You must remove Avast before doing anything else. We see reports here with slow hard drive flags that proved to to aggravated by useless third-party anti-virus. Once you remove that, a new EtreCheck run will give a clearer picture.
However, based on my experience and reports posted here, your hard drive is simply too slow, failing or not. I have the very same MacBook Pro model and it was sloooow. These are data on app launch times as I added hardware upgrades. When I started, its original hard drive showed as "healthy." So, step by step:
App launch time data from one of my upgraded MacBookPro9,2:
🔹Base system as shipped:
4GB RAM and slow SATA 3GBps 5400rpm hard drive: Office and Photoshop Elements took 15-18 seconds to be ready to use.
🔹First upgrade, doubling the RAM:
8GB RAM and slow SATA 3GBps 5400rpm hard drive: Office and Photoshop Elements took 15-18 seconds to be ready to use.
🔹Second upgrade, inexpensive solid-state drive
8GB RAM and fast SATA 6GBps SSD: Office and Photoshop Elements take under 4 seconds to be ready to use.
So adding RAM will not speed up app launch or boot times noticeably. However, and even considering your computer was not stressed for RAM at the time of the test, RAM is cheap and you should do at least 8GB. If nothing else, do it for the peace of mind you get knowing you have enough RAM. It also gets removed from the suspect list that way. My 2102 MBP has never shown needing more that 8GB RAM for the use it gets—MS Word; Excel: Photoshop Elements; browsing and mail.
Chances of your problems being a slow factory drive are about 99 percent if the condition persists after you evict Avast.

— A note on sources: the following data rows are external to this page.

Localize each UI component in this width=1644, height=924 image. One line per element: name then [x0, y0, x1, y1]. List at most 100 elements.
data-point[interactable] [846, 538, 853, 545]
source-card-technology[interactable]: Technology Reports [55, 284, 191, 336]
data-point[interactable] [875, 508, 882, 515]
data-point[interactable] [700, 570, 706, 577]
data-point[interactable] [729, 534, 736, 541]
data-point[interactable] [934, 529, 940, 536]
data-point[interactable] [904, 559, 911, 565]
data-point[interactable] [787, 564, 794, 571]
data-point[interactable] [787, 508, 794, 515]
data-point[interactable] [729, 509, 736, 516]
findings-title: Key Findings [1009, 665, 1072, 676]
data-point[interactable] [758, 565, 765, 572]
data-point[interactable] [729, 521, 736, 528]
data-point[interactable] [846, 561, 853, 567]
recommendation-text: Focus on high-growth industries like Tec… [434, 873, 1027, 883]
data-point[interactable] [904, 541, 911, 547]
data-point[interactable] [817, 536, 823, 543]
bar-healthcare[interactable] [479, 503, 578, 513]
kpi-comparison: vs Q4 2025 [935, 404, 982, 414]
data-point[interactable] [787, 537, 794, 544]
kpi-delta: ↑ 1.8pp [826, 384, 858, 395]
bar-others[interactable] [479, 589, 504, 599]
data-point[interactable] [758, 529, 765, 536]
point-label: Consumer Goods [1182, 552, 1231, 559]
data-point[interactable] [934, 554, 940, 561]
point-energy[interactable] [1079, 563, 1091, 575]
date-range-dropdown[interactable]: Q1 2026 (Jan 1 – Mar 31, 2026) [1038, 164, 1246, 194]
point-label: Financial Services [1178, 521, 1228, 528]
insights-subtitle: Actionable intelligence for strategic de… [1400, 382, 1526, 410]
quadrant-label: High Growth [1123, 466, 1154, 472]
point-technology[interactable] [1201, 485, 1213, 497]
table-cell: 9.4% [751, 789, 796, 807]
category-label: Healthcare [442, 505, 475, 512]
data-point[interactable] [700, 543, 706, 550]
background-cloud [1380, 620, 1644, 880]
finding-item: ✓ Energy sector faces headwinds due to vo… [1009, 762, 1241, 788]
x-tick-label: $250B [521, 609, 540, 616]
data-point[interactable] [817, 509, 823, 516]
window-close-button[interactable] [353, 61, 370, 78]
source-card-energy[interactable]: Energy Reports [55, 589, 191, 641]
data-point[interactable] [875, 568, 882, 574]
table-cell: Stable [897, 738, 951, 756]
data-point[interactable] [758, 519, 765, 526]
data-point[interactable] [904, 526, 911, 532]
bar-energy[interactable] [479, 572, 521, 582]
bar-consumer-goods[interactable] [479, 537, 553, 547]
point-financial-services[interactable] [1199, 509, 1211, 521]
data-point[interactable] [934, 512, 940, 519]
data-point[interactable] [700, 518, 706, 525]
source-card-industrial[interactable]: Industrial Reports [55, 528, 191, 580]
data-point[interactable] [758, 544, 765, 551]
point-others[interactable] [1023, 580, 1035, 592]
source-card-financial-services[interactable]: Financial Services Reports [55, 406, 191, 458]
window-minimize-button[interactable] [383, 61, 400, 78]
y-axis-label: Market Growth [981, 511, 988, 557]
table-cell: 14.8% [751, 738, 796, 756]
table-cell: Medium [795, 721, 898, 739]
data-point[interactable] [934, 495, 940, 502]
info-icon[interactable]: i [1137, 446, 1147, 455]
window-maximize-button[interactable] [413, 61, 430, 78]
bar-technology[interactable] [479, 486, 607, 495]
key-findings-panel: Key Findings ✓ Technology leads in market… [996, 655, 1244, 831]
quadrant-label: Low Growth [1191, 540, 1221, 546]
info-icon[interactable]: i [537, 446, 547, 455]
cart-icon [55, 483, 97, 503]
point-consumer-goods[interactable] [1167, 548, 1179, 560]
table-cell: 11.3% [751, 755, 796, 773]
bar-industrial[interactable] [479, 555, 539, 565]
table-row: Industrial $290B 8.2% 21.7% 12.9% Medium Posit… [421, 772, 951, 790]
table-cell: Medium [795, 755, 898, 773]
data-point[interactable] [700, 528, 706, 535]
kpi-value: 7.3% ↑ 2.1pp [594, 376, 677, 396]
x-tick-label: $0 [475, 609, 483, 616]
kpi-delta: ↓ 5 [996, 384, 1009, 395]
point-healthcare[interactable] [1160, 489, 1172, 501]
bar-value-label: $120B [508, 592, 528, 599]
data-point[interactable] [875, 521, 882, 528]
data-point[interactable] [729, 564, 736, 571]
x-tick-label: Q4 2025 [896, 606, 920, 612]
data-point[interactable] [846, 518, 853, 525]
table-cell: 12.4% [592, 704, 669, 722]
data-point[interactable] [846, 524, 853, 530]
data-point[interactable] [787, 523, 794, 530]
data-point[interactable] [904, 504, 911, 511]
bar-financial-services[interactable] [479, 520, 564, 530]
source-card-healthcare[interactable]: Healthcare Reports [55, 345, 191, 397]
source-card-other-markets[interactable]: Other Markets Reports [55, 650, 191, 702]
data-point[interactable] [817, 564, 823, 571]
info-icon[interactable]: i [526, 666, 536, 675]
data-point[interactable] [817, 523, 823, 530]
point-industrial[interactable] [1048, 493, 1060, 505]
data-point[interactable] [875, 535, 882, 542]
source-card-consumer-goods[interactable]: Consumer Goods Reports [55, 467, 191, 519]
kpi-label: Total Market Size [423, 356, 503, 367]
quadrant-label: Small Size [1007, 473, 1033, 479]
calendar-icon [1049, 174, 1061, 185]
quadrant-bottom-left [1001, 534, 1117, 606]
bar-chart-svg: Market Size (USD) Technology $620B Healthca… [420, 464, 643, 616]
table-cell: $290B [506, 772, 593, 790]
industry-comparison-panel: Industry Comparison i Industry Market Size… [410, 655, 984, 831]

Here are more data directly from EtreCheck repots comparing your MacBook Pro 9,2 with its slow spinny hard drive to my MacBook Pro 9,2 with a cheap solid state drive.
Your drive performance:
Performance:
System Load: 1.28 (1 min ago) 1.35 (5 min ago) 1.32 (15 min ago)
Nominal I/O speed: 3.18 MB/s
File system: 86.72 seconds
Write speed: 39 MB/s
Read speed: 48 MB/s
My drive performance:
Performance:
System Load: 1.61 (1 min ago) 1.60 (5 min ago) 2.94 (15 min ago)
Nominal I/O speed: 0.15 MB/s
File system: 28.20 seconds
Write speed: 487 MB/s
Read speed: 482 MB/s
Same computer. Ten times faster data transfer. That upgrade including a new drive cable (highly recommended) cost about US $120 for parts and I did mine at home in about 30 minutes. Before the SSD i did not look forward to using my MBP before; now I love using it.
Yes, it is an 8-year old computer. However, if everything else is working properly and you don't want an expensive new MBP that is as fragile as an eggshell, you may find it worth upgrading a bit. It is running the latest OS version, you can get "under the hood" to change its bits, and it has an optical drive. Your call, but I plan to wring all the service out of mine that I can before have to get something new.